Interpretation of an ultrasonic signal can be difficult to manage, depending upon the goal. While it may be simple to discover and interpret a damaged bearing using ultrasonic instruments, determining what that damage is can be difficult. If the goal is to simply locate bad bearings, then that goal may be easily accomplished. If the goal is to determine, at the point of discovery what the damage actually is, then the success of that goal is diminished.

Applying this to bearing lubrication, lubrication technicians must be able to accurately access and determine a course of action at the point in time of lubrication. Allowing any length of time to pass between collection of data, data interpretation and action increases the opportunity for error. Time is one of the major destroyers of bearings and rotating equipment. Industry wrestles with time on a daily basis. Tools that shorten the delay in responding to a failure condition will save industry billions of dollars in waste and costly downtime.

Acoustic or sonic analysis is a useful tool in judging the volume and frequency effectiveness of bearing relubrication work orders and PMs. When used consistently, acoustic analysis reduces the amount of labor and materials involved in relubrication.

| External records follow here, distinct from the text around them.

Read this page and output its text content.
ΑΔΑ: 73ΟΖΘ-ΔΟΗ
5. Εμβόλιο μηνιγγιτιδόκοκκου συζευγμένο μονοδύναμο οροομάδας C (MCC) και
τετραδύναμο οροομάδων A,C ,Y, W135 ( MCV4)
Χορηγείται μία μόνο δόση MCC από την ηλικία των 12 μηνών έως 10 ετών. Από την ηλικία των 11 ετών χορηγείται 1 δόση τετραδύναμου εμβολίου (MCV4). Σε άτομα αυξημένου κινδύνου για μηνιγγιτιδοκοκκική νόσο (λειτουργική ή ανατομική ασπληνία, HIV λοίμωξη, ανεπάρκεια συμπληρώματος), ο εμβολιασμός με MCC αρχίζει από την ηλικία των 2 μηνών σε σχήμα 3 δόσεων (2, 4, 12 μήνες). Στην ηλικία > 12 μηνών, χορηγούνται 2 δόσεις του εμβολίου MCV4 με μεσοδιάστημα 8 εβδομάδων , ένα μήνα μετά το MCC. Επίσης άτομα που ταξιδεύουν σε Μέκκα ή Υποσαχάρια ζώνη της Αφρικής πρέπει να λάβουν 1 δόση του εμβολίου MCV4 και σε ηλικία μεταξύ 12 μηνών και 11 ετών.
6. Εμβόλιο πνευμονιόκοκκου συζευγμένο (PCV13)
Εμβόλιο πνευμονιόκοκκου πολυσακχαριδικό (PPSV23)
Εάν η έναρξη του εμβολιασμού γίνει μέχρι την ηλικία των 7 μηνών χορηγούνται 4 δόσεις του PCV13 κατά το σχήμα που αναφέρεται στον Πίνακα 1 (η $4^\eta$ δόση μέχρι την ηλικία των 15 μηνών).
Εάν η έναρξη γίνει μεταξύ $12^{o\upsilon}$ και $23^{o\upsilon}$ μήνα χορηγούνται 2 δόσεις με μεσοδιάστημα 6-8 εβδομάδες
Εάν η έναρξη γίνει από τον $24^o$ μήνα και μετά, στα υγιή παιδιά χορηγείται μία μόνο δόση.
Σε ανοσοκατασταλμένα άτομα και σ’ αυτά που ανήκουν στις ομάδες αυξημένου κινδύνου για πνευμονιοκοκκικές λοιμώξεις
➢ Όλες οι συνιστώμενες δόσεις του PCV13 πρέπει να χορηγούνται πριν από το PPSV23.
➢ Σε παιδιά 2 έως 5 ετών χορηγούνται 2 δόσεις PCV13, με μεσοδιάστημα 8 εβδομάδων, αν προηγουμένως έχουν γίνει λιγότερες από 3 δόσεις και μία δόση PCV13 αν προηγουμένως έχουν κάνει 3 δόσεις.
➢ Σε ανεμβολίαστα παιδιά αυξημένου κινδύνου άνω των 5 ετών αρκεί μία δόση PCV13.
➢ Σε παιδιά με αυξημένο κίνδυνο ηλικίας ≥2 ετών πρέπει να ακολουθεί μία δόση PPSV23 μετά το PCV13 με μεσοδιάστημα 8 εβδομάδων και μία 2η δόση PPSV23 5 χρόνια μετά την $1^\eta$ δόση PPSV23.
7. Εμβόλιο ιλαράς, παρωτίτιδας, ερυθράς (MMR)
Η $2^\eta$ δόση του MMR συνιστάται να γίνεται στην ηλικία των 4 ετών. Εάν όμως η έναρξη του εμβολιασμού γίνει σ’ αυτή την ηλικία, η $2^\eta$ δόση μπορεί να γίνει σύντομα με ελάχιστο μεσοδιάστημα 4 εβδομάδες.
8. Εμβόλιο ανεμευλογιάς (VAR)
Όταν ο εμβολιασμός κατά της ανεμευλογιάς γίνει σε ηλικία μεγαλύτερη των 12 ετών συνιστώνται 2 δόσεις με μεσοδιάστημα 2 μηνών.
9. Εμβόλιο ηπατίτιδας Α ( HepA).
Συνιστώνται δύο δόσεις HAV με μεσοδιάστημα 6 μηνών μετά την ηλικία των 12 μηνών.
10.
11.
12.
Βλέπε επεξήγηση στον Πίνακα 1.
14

It reduces the number and degree of bearing failures in all kinds of rotating equipment and allows a technician the ability to properly lubricate bearings, without increasing his or her work load. This is critical in implementing an effective acoustic monitoring and lubrication schedule.

When a technician’s job becomes harder, more time-consuming or stressful, stiff resistance to change follows. Experience teaches us that making a person’s job easier, more interesting or rewarding is the only acceptable method of encouraging changes to work habits, willingly!